After Executive Director Joel Berg’s visit to Columbus to advocate on behalf of its poor, the Columbus Dispatch published an article relaying the message of Executive Director, Joel Berg:

“Canned-food drives are not ending hunger.”

The article reads:

Anti-hunger advocate Joel Berg says the overburdened network of food pantries and soup kitchens are essential, but charities will never be able to end hunger.

It will take a government-led effort to help an estimated 36 million Americans who can’t afford enough food, Berg told advocates for the poor in Columbus yesterday.
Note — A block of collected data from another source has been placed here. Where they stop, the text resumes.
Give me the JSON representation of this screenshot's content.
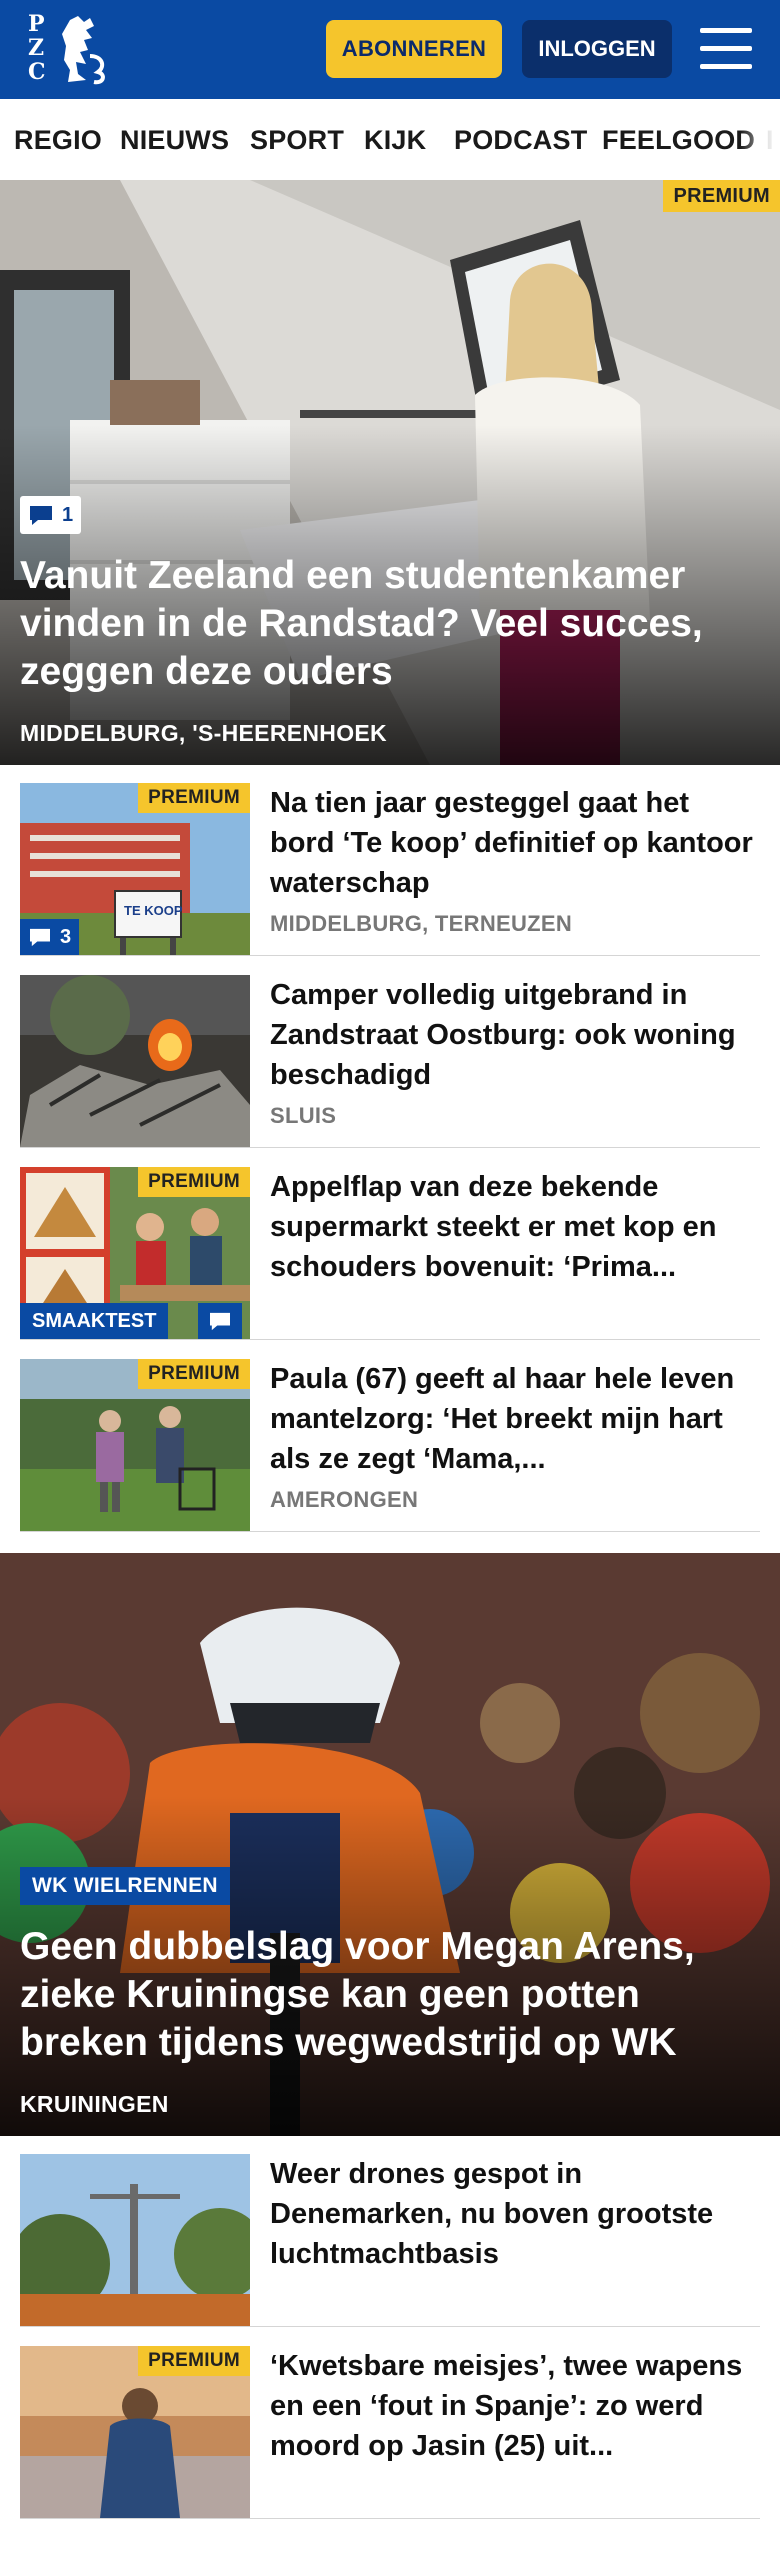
{
  "header": {
    "logo_letters": "PZC",
    "subscribe_label": "ABONNEREN",
    "login_label": "INLOGGEN",
    "menu_icon": "hamburger-menu-icon"
  },
  "nav": {
    "items": [
      "REGIO",
      "NIEUWS",
      "SPORT",
      "KIJK",
      "PODCAST",
      "FEELGOOD"
    ]
  },
  "hero1": {
    "badge": "PREMIUM",
    "comment_count": "1",
    "title": "Vanuit Zeeland een studentenkamer vinden in de Randstad? Veel succes, zeggen deze ouders",
    "location": "MIDDELBURG, 'S-HEERENHOEK"
  },
  "articles": [
    {
      "badge": "PREMIUM",
      "comment_count": "3",
      "sign_text": "TE KOOP",
      "title": "Na tien jaar gesteggel gaat het bord ‘Te koop’ definitief op kantoor waterschap",
      "location": "MIDDELBURG, TERNEUZEN"
    },
    {
      "title": "Camper volledig uitgebrand in Zandstraat Oostburg: ook woning beschadigd",
      "location": "SLUIS"
    },
    {
      "badge": "PREMIUM",
      "tag": "SMAAKTEST",
      "title": "Appelflap van deze bekende supermarkt steekt er met kop en schouders bovenuit: ‘Prima...",
      "location": ""
    },
    {
      "badge": "PREMIUM",
      "title": "Paula (67) geeft al haar hele leven mantelzorg: ‘Het breekt mijn hart als ze zegt ‘Mama,...",
      "location": "AMERONGEN"
    }
  ],
  "hero2": {
    "tag": "WK WIELRENNEN",
    "title": "Geen dubbelslag voor Megan Arens, zieke Kruiningse kan geen potten breken tijdens wegwedstrijd op WK",
    "location": "KRUININGEN"
  },
  "articles2": [
    {
      "title": "Weer drones gespot in Denemarken, nu boven grootste luchtmachtbasis",
      "location": ""
    },
    {
      "badge": "PREMIUM",
      "title": "‘Kwetsbare meisjes’, twee wapens en een ‘fout in Spanje’: zo werd moord op Jasin (25) uit...",
      "location": ""
    }
  ]
}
Berg, executive director of the New York City Coalition Against Hunger and who served in the U.S. Department of Agriculture during the Clinton administration, was the keynote speaker at the Ohio Benefit Bank’s annual meeting in Columbus.

Since its launch three years ago, the benefit bank has helped 82,700 Ohioans access $147 million in tax credits and public benefits such as food stamps and home-energy assistance. Families can obtain help from counselors at more than 1,000 sites operating in nearly all 88 counties.

Berg commended those efforts. But historically, he said, the federal government has been key in addressing social problems such as eradicating outbreaks of yellow fever and cholera and slashing the poverty rate in the 1960s through President Lyndon B. Johnson’s War on Poverty.

Government, he said, has done much already to reduce hunger through programs such as food stamps, the Women Infants and Children nutrition program and free and reduced-price lunch for school children.

But with more families unable to make ends meet — nearly one-fifth of Ohio children live in poverty — efforts need to be renewed, said Berg, author of All You Can Eat: How Hungry is America?

Berg wants to expand tax-funded nutrition programs and combine food stamps and other services into one program. Also, he wants the breakfast program available to all students regardless of income.

Pushing employers to pay living wages would ensure workers earn enough to feed their families, he said, adding that efforts also must be made to make healthier, fresh produce available.

Berg estimates it would cost $24 billion a year to eliminate hunger. That’s how much is needed to serve the 36 million Americans that the U.S. Department of Agriculture estimates can’t afford enough food.

President Barack Obama has pledged to end child hunger by 2015 but has not outlined his plans.